Al momento della prima iniezione può essere somministrato secondo una schedula di vaccinazione a 2 dosi, con la seconda dose di vaccino somministrata tra i 5 e i 13 mesi dopo la prima.
Negli individui di età pari o superiore a 15 anni al momento della prima iniezione Gardasil 9 può essere somministrato secondo una schedula di vaccinazione a 3 dosi (0, 2, 6 mesi). La seconda dose va somministrata almeno un mese dopo la prima dose e la terza dose va somministrata almeno 3 mesi dopo la seconda dose. Tutte e tre le dosi devono essere somministrate entro un periodo di un anno.
Si tratta di un vaccino sicuro (proprio per la sua struttura priva di particelle virali), la cui somministrazione può determinare per lo più dolore, rossore e gonfiore e prurito nella zona di iniezione. Come per tutti i vaccini è possibile, ma raro, che si verifichi l’eventualità di reazioni allergiche anche gravi.
Chi negli anni passati è stato vaccinato con il vaccino bivalente (Cervarix): solo per i sierotipi 16 e 18 o il vaccino quadrivalente (Gardasil 4) per i sierotipi 6, 11, 16, 18, non deve secondo le regole attuali sottoporsi ad alcun richiamo con il nuovo vaccino.
Oggi è in corso da parte di Regione Lombardia un’azione di richiamo per le donne sotto i 28 anni che per svariati motivi non si erano sottoposte alla vaccinazione alla chiamata ai 12 anni.

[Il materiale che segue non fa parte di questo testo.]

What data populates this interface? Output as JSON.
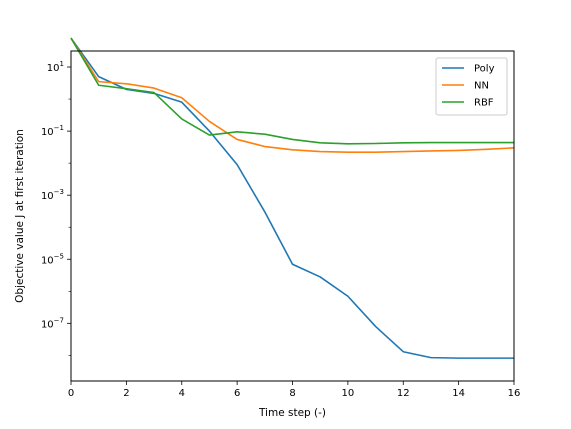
{
  "chart_data": {
    "type": "line",
    "xlabel": "Time step (-)",
    "ylabel": "Objective value J at first iteration",
    "xlim": [
      0,
      16
    ],
    "ylim_exponent": [
      -8.8,
      1.5
    ],
    "yscale": "log",
    "xticks": [
      0,
      2,
      4,
      6,
      8,
      10,
      12,
      14,
      16
    ],
    "xtick_labels": [
      "0",
      "2",
      "4",
      "6",
      "8",
      "10",
      "12",
      "14",
      "16"
    ],
    "ytick_exponents": [
      1,
      -1,
      -3,
      -5,
      -7
    ],
    "ytick_base": "10",
    "ytick_sup": [
      "1",
      "−1",
      "−3",
      "−5",
      "−7"
    ],
    "grid": false,
    "legend_position": "top-right",
    "x": [
      0,
      1,
      2,
      3,
      4,
      5,
      6,
      7,
      8,
      9,
      10,
      11,
      12,
      13,
      14,
      15,
      16
    ],
    "series": [
      {
        "name": "Poly",
        "color": "#1f77b4",
        "values": [
          80,
          5,
          2,
          1.5,
          0.8,
          0.1,
          0.009,
          0.0003,
          7e-06,
          2.8e-06,
          7e-07,
          8e-08,
          1.3e-08,
          8.5e-09,
          8.2e-09,
          8.2e-09,
          8.2e-09
        ]
      },
      {
        "name": "NN",
        "color": "#ff7f0e",
        "values": [
          80,
          3.5,
          3,
          2.2,
          1.1,
          0.2,
          0.055,
          0.033,
          0.026,
          0.023,
          0.022,
          0.022,
          0.023,
          0.024,
          0.025,
          0.027,
          0.03
        ]
      },
      {
        "name": "RBF",
        "color": "#2ca02c",
        "values": [
          80,
          2.7,
          2.1,
          1.6,
          0.24,
          0.075,
          0.095,
          0.08,
          0.055,
          0.043,
          0.04,
          0.041,
          0.043,
          0.044,
          0.044,
          0.044,
          0.044
        ]
      }
    ]
  }
}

Il vaccino contro l’HPV non ha effetto terapeutico (non cura le infezioni in corso), ma la vaccinazione è ugualmente importante. Infatti, dopo essere entrati in contatto con l’HPV, il corpo non sviluppa una forte immunità naturale, ed è anche possibile reinfettarsi con lo stesso ceppo a distanza di tempo e, per questo, il vaccino, non più gratuitamente in questo caso, è a disposizione di qualsiasi donna sotto i 45 anni ne faccia liberamente richiesta.